After ten hours, Will and Marlowe finished the formal business of his criminal defense. Marlowe stretched and leaned back in his chair in the detention center, and then he asked the attorney about his life and his marriage to Fiona.

Then, for the first time, the retired colonel shared some of the details of his own life. How his first and only marriage had started with such promise. But soon, his wife had grown tired of the grueling schedule of a special operations warrior.

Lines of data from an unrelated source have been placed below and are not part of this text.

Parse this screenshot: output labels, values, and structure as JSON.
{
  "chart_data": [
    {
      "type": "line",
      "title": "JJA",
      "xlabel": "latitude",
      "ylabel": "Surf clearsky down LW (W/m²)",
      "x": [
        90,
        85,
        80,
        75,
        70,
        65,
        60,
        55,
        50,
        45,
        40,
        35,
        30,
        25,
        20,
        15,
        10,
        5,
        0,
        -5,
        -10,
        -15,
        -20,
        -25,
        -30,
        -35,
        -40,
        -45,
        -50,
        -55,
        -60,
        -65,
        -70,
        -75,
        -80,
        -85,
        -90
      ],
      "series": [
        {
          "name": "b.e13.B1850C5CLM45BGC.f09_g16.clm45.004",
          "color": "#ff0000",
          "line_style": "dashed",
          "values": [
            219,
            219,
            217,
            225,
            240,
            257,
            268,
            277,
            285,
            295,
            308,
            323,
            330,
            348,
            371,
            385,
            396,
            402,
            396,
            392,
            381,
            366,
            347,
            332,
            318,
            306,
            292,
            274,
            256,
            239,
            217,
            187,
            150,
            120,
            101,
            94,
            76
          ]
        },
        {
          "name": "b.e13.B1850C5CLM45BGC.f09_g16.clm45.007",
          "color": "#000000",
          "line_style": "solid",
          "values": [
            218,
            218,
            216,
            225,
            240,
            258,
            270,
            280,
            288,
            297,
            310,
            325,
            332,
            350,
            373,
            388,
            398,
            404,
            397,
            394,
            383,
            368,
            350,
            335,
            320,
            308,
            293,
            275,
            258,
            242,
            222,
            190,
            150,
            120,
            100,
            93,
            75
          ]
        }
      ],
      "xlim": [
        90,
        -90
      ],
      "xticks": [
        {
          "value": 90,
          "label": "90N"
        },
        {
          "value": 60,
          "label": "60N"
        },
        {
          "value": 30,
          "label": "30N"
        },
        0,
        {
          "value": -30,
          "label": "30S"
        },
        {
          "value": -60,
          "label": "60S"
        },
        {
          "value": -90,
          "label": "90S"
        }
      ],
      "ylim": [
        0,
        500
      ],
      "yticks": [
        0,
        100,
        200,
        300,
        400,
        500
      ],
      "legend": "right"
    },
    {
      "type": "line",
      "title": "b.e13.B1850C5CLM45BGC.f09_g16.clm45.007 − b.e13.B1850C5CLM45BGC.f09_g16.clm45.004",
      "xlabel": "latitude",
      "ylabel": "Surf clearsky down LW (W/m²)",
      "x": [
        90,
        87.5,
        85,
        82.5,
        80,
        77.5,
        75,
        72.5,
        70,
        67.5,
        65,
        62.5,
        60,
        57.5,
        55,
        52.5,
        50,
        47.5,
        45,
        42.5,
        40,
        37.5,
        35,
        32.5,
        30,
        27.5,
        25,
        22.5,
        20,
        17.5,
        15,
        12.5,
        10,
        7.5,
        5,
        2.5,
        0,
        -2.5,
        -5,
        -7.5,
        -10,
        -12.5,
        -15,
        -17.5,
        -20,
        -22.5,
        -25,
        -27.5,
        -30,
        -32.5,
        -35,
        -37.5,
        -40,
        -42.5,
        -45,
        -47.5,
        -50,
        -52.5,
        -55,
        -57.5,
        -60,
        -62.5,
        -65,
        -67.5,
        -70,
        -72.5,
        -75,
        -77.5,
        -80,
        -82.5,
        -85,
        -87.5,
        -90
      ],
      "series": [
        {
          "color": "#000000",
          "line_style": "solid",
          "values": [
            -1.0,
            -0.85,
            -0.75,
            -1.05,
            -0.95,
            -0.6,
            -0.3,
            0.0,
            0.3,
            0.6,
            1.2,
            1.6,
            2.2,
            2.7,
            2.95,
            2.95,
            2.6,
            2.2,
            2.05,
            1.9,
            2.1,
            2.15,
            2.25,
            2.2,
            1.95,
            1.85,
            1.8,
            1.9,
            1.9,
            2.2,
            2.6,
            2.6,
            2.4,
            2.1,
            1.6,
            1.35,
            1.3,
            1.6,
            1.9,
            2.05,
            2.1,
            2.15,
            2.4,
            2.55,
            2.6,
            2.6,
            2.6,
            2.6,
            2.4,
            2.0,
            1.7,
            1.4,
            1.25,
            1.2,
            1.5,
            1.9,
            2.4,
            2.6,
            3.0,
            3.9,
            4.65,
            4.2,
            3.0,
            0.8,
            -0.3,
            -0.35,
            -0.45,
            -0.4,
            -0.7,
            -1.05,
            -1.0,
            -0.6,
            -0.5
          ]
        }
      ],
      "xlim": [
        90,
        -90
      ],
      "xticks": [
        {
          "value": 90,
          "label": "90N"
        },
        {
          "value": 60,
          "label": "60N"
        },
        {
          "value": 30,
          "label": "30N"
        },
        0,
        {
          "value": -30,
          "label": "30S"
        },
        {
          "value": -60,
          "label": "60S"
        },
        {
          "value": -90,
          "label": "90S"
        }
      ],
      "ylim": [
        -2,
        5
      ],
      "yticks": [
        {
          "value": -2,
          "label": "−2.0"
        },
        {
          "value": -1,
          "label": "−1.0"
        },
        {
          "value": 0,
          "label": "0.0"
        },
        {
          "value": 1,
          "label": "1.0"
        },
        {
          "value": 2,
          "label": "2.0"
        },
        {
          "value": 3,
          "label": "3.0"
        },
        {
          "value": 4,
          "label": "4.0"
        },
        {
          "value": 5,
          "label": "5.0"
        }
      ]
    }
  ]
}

Tensions began developing in their marriage. He went to a chaplain for advice. But in the counseling session he discovered he had an emptiness and a hunger in his soul that went deeper even than the profound issues of his marital troubles. The chaplain then explained something to him. How sin not only for Caleb Marlowe, but for everyone, would be an insurmountable barrier in our desire to connect with God were it not for one, irrefutable fact—that God had sent His own Son, Jesus Christ, to be the sacrifice for those sins. All it took, the chaplain told him, was to acknowledge that Jesus Christ was both his Savior and his Lord and let him come into his heart by faith.